I may have lied to you in the prior paragraph, because BFI may have come to my attention much earlier – as a child watching the comedy Gomer Pyle, USMC. In a way, the military has been using BFI as part of its boot camps for centuries. You never read books about the Navy Seal experience being described as laying about texting, tweeting and drinking Starbucks. When Arnold Schwarzenegger was winning bodybuilding competitions, he literally forced his muscles to grow. One of my consulting colleagues reminds me that Mike Hammer of Business Process Reengineering fame was quoted as saying, “you need a leg breaker at the top”. In a way, advocating BFI. I suspect if we thought more about it, we might see the results of old-school BFI having been used in organizations throughout the years.

But, it’s not the 1900s anymore. We’re almost 20% through a new century and our topic is organizational change. Today’s organizations, workers, and cultures often require a more sophisticated change approach. I remember one boss telling me the sequence was “You ask first, then tell, and then threaten”. Why lead with a heavy-handed threat up front? Well, I suppose those that use this may lack change tools, there is certainly a short-term speed benefit to it, or maybe they know of no other way. A big down-side is sustainability. Many places where a process change is shoved down workers throats snaps back to its old ways after a while. BFI may engage their hands but not their hearts and minds. Resistance, working as hard as possible to do things the old way, giving zero discretionary effort, are all symptoms of a mismatch between change methods and org culture.

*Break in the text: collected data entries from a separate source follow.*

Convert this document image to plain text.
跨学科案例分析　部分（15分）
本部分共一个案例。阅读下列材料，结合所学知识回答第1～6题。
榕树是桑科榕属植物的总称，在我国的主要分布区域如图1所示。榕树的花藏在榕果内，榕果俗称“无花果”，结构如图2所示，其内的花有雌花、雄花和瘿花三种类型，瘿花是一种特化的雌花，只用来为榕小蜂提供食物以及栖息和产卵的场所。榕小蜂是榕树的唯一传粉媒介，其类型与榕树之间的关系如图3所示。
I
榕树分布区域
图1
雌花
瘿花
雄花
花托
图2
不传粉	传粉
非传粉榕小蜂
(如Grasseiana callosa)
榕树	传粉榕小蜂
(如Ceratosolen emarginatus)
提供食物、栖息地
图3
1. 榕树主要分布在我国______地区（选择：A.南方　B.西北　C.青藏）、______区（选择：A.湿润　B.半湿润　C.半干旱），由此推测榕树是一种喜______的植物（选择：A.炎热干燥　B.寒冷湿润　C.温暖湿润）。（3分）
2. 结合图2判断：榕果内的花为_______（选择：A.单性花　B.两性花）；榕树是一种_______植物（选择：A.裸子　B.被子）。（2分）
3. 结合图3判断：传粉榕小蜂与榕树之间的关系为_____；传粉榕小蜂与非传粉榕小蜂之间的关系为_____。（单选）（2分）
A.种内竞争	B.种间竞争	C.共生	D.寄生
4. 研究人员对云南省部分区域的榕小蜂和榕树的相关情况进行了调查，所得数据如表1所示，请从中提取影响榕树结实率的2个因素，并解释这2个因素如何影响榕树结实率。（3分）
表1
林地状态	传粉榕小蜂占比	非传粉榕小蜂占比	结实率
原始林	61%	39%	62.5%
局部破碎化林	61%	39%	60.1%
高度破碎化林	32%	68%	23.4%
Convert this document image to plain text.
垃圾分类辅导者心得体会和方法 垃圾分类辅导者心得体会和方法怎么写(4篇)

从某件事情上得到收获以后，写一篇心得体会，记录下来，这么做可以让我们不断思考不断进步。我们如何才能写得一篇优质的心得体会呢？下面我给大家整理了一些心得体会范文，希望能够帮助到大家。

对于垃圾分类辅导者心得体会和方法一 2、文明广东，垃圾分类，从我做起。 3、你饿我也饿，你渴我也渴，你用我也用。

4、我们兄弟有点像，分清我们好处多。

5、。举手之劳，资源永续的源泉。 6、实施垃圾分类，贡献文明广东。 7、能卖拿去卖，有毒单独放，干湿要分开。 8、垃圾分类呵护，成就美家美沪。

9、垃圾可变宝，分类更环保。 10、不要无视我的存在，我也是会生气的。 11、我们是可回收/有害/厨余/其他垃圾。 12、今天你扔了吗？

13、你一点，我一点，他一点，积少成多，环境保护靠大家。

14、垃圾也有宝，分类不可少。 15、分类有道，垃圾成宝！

Bottom line: while BFI is indeed a method in the tool box, I’d consider it a method-of-last-resort. In all fairness to BFI, there are some situations wherein its use may be appropriate: certainly, some emergency situations where people’s safety is at stake (if my plane is plummeting from 30,000 ft. I don’t want the pilot to set up some flip charts and lead a round-robin discussion about our feelings). Possibly some last-ditch turnaround efforts in organizations where they either change to a new process immediately or go out of business and there’s no time or wiggle room to debate and discuss. In those situations, survival is at stake, so we slam the new process into place and when the dust settles at least we’re still alive to mop up all the collateral damage it caused and carry off the wounded. After all process sustainability is a moot point if we are not around to sustain it!

Now, if you’ll excuse me, I need to brute force about 200lbs of leaves from my back yard out to the curb... Happy change!